I make my own (here’s my homemade bone broth tutorial) and drink at least a quart a day with this protocol. (And when sick, too!)
Step 7: Rest
You absolutely, 100% MUST go to bed early. Mother’s orders! Guess what, friends – self-care isn’t all chocolate and bubble baths. It’s taking the time to mother yourself by taking care of your needs so that you can be a healthy, thriving person.
Your body absolutely cannot fight off germs as effectively if you are sleep-deprived.
(Take my Go-to-Bed Challenge if you need some tough love and motivation for getting off the couch and into bed at a reasonable hour!)
Sorry to be so obvious but sometimes we forget to mother ourselves.
8. Targeted supplements
Lastly, supplements. Here’s what I specifically take for how to stop a cold dead in its tracks: Vitamin C, D, zinc, probiotics, fish oil.
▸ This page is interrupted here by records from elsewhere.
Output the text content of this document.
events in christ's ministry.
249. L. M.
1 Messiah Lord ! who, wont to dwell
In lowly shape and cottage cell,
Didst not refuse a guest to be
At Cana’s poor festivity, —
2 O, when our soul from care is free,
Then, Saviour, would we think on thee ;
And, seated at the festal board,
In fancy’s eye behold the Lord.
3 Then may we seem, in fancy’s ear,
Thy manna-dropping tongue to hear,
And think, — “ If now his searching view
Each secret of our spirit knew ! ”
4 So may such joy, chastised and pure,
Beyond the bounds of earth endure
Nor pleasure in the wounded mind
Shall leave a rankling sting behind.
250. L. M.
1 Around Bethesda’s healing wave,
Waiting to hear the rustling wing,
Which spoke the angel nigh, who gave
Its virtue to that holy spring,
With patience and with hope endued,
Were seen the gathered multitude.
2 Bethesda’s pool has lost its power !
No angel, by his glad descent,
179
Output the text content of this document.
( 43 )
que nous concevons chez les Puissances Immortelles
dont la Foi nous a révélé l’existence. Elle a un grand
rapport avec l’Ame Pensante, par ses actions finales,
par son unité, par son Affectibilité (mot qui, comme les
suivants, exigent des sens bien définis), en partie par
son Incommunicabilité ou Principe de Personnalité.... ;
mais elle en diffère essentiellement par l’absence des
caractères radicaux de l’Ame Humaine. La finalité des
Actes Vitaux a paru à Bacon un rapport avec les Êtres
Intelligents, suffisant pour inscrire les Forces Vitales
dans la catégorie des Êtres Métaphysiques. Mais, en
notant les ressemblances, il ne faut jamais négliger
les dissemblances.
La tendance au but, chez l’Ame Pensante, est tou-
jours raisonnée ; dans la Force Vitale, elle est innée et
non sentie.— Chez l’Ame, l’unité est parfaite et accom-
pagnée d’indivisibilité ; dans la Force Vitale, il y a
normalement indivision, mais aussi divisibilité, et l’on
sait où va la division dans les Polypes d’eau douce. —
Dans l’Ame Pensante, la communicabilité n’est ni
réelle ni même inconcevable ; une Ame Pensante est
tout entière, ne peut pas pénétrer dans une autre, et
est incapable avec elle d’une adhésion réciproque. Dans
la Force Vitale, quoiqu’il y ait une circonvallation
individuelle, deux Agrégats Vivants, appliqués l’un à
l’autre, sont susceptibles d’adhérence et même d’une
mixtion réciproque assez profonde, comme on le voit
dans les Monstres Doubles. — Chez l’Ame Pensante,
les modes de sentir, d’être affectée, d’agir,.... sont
These are all things that either boost the immune system or help fight inflammation. I don’t love relying on a ton of supplements all the time (food-based nutrients are superior), but sometimes your body needs an assist, and that’s ok. This is definitely one of those times!
There you have it!
That’s my protocol. I use it multiple times a year, and have successfully warded off many potentially bad cold viruses using it. I’ve even gotten as far as the slightly stuffy nose stage, and had it just die off instead of going into full-blown misery – as long as I’m faithfully implementing these steps.
Note: be sure to repeat the protocol every day (or even twice/day for some of these things) until you feel better.